Posted by stevetee on 08/02/2016 22:06:43:
The company I once worked for were taken over by the losers in the last lot . As they asset stripped the company they scrapped a Waldorf – Coburg Planar mill with a table length of nearly 100 feet as they ' didn't want the competition to get their hands on it'. Criminal really.
.
That's common practice.
What would you sooner do sell an old machine for a few pounds and go into debt to buy some new equipment only for the opposition to undercut you and force you out of business ?
Not criminal, just sound business sense.
The last 4 machines I have parted out have been broken up as the sum of the spare parts was greater than the resale value of the machine.
We are not talking hobby stuff but industrial and who wants big second hand machines ?
If you buy new the tax breaks allow you to now offset the whole of the purchase price against tax in the first year so it makes sense to keep scrapping and buying.

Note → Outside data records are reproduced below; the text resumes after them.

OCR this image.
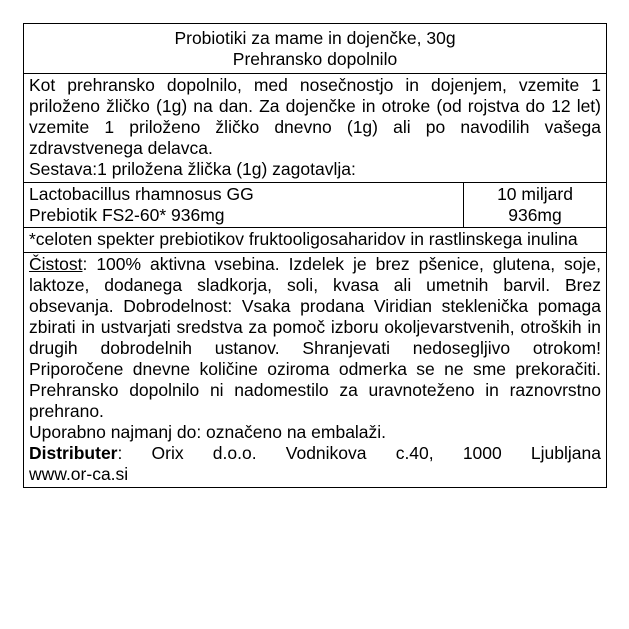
Probiotiki za mame in dojenčke, 30g
Prehransko dopolnilo
Kot prehransko dopolnilo, med nosečnostjo in dojenjem, vzemite 1 priloženo žličko (1g) na dan. Za dojenčke in otroke (od rojstva do 12 let) vzemite 1 priloženo žličko dnevno (1g) ali po navodilih vašega zdravstvenega delavca.
Sestava:1 priložena žlička (1g) zagotavlja:
Lactobacillus rhamnosus GG
Prebiotik FS2-60* 936mg
10 miljard
936mg
*celoten spekter prebiotikov fruktooligosaharidov in rastlinskega inulina
Čistost: 100% aktivna vsebina. Izdelek je brez pšenice, glutena, soje, laktoze, dodanega sladkorja, soli, kvasa ali umetnih barvil. Brez obsevanja. Dobrodelnost: Vsaka prodana Viridian steklenička pomaga zbirati in ustvarjati sredstva za pomoč izboru okoljevarstvenih, otroških in drugih dobrodelnih ustanov. Shranjevati nedosegljivo otrokom! Priporočene dnevne količine oziroma odmerka se ne sme prekoračiti. Prehransko dopolnilo ni nadomestilo za uravnoteženo in raznovrstno prehrano.
Uporabno najmanj do: označeno na embalaži.
Distributer: Orix d.o.o. Vodnikova c.40, 1000 Ljubljana
www.or-ca.si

In March I will be scrapping a perfectly good but old CNC mill because I need the space and have to spend some money or give it the tax man, remember they make the rules, you have to interpret them.
It probably has a resale vale of £1,000 IF I could get a buyer plus I have to dismantle it carefully to get it out and then reassemble it again, so by the time that happens it's true resale value is bugger all.
Scrapping it means it goes out in big fractured lumps and the god stuff is probably worth £1500 on Ebay as components.
Just logical business sense.
A few years ago we were paid to scrap 3 full size laser cutters with 12' x 6' bed sizes. we could keep anything we wanted off the machines except for the laser. These were lifted about 12' in the air in the car park on a fork truck and dropped, then swept up 
The new machines cost nearly 1/2 a million pounds each and the company is still in business.